Cliff Jumping: A metaphor of Decision
There you stand, at the edge of an 80 ft freefall into a vast lake. All you have to do is take a single step and allow gravity to assume control. And yet you're still, peering over the ledge with a marathon of questions and concerns regarding what to do or perhaps not to do next racing through your mind. Contemplate them all, engage in limitless internal dialogue weighing the possible 'pros' and 'cons' within the potential of your situation. Although no matter the level of consideration, you are still left with one choice: Jump, or turn around and go back the way you came.
Interestingly enough, these are in fact the same exact circumstances of making a decision in your life, especially the ones with an embryonic nature capable of shifting the entire course of your everyday experience. Want to get in shape? Okay, invest in the new workout plan, hit the gym and follow through - or change nothing and return to your routine as usual. Interested in learning about the details of how the Roman Empire "fell" resulting in the rise of Christianity altering the fate of the world? Very cool, time to acquire some books and other sources of knowledge, study thoroughly, take notes and make your own assessment - or just click play on Netflix and allow the next episode of a poorly produced project to numb the part of your brain yearning to be stretched into new modes of understanding. Can you see the similarities?
Maybe you've never jumped off a cliff edge, but I tell you this experience mirrors the exact mechanism of making choices. Life itself as far as choosing what to do is not complicated - it is only the mind and the runaway trains of thought that are allowed to be produced when presented with picking between two or more options. Something anyone who is experienced in jumping will tell you: the longer you stand there looking over the ledge, the harder it is to jump.
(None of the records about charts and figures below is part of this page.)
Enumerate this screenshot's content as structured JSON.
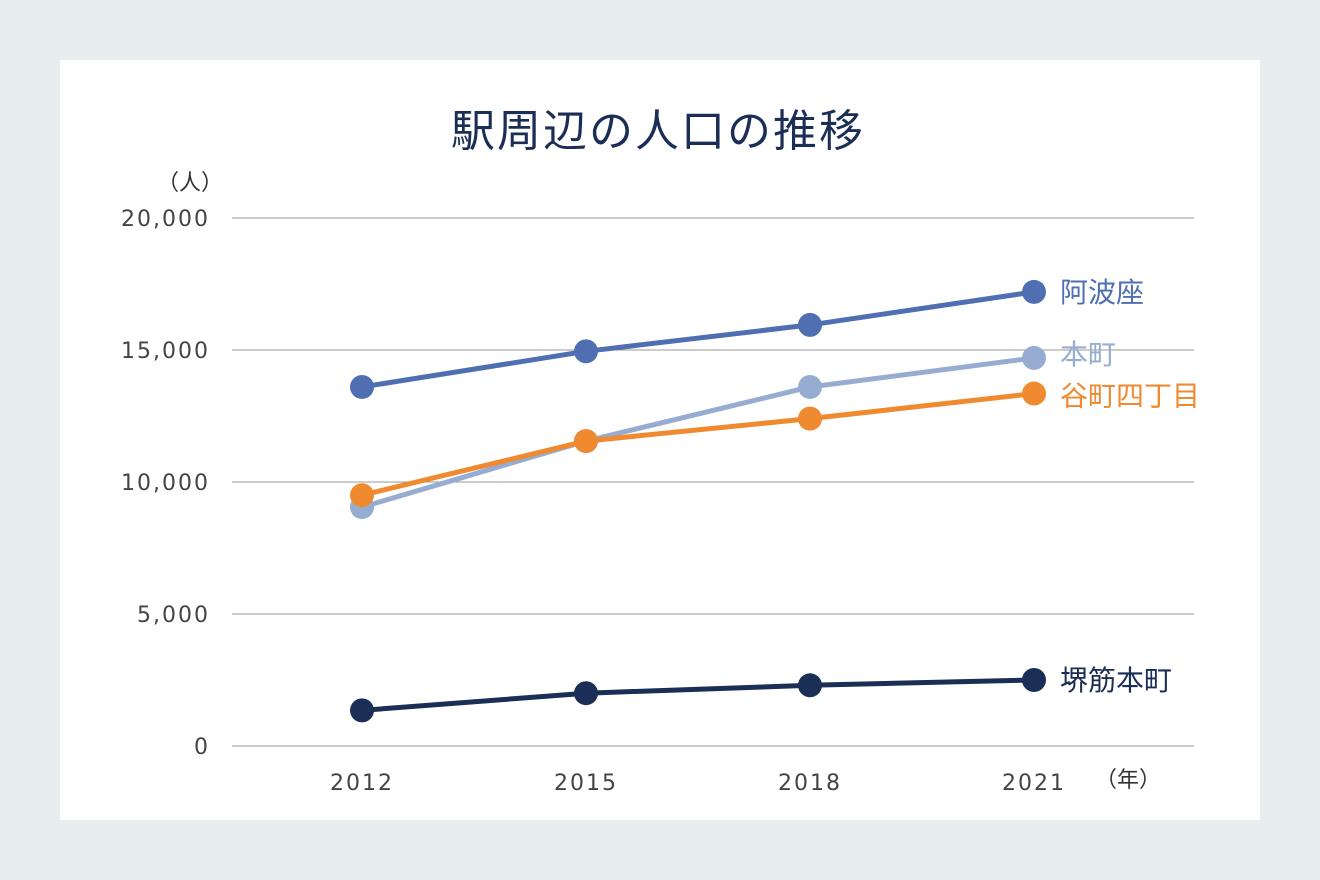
{
  "chart_data": {
    "type": "line",
    "title": "駅周辺の人口の推移",
    "ylabel": "（人）",
    "xlabel": "（年）",
    "x": [
      "2012",
      "2015",
      "2018",
      "2021"
    ],
    "ylim": [
      0,
      20000
    ],
    "yticks": [
      0,
      5000,
      10000,
      15000,
      20000
    ],
    "ytick_labels": [
      "0",
      "5,000",
      "10,000",
      "15,000",
      "20,000"
    ],
    "grid": true,
    "legend": "end-of-line labels",
    "series": [
      {
        "name": "阿波座",
        "color": "#4f6fb2",
        "values": [
          13600,
          14950,
          15950,
          17200
        ]
      },
      {
        "name": "本町",
        "color": "#97acd1",
        "values": [
          9050,
          11550,
          13600,
          14700
        ]
      },
      {
        "name": "谷町四丁目",
        "color": "#ef8a30",
        "values": [
          9500,
          11550,
          12400,
          13350
        ]
      },
      {
        "name": "堺筋本町",
        "color": "#1b2e55",
        "values": [
          1350,
          2000,
          2300,
          2500
        ]
      }
    ]
  }
}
No different when confronted with a choice in your life, the longer you stand still contemplating what might happen, the infinitum of 'what if' compounds and the perceived difficulty in deciding only grows.

The allegory runs true all the way into the completion of your jump. Let's say you get brave and decide to take that step, over the ledge you go and begin your descent toward the water. Making your move is everything, but it could be argued that what you do in the air during your fall is most important. When jumping cliffs that are around the 40 ft and under mark, there's just enough time to feel excitement, and let out a yell before you hit the water. But once you start to get up over 60 ft and higher our understanding - the likeness of this experience to that of making life choices becomes transparent. You holler out, the excitement fades, and all of a sudden you're left hurling through the air with nothing but your own thoughts.
Now we are at the pivotal place of changing our lives; will you choose to be calm, keep form, and break the water cleanly or are you going to psyche yourself out, open up and unfold like a lawn chair to go crashing into the waters surface? This is the determining factor for the result of your choice. See many times in life people find the courage to jump, to take that step into open air and allow the forces of nature to guide them toward a safe landing. But all too often, even when you have a clear understanding of where this decision is taking us, we allow ourselves to be swept away by interrupting thoughts that then have us second guessing our jump, resulting in a painful crash with the waters below.
All you are required to do is trust that the leap you committed to was indeed in good faith, keep your good form on the way down and break through the water into new understanding. This is all that positive life change calls for - step over the edge (make the decision to go or do said thing) and the fall is nothing but the process, endure it with the same faith and excitement that lead you to jump in the first place. Do not allow the mind to be invaded with doubt or implications of failure. It is your responsibility to assure the self of success, landing right and exactly where you are supposed to. I have no method to prevent the questions leading to doubt, but I do know the power to answer those questions with surety in yourself is entirely within your power.
Anytime the psyche probes an imaginary outcome of negative proportions, breathe and dismiss it for the mirage that it is. Immediately redesign the imagery within and replace your concerns with confidence. You're already on the way down, either be overcome with fright and unfold the outcome of pain or preside over your power to choose, trust your trajectory and do what is necessary knowing you will land in the best way possible.
The mind has a wonderful ability to convolute possibilities, probability, and potential. Yet there is only two outcomes when making a choice - it goes as envisioned or it doesn't. No one can ever say which would actually be worse, for only one of them ever happens so you won't know for sure. All you can do is mitigate your pattern and structure during the process. And what about once you finally hit the water?
Well, you've arrived. Submerged in a new world, the fall didn't kill you, but now you're somewhere unrecognizable and you can't breathe. That's the minds' response to your life being different, it will attempt dialogue saying you've done the wrong thing made the wrong choice, but you cannot allow yourself to play into it. All you can do is swim toward the surface, break the water line and take a new breath. This short journey from submersion to surface is acceptance of your new identity, each stroke towards the top an affirmation of your belief in your own ability.
And so now you tread water, looking out at a world that seems entirely the same, yet you know it's different. Because you made a new choice, you decided for it to be different. So then you look back and up at the ledge you leapt from, and realize it's not as high as it seemed when you were standing on it.
What next? Well, swim to shore, climb to a higher point, and jump again.

Our lives are a series of these choices over and over again. So jump, or don't. Just remember it's always up to you.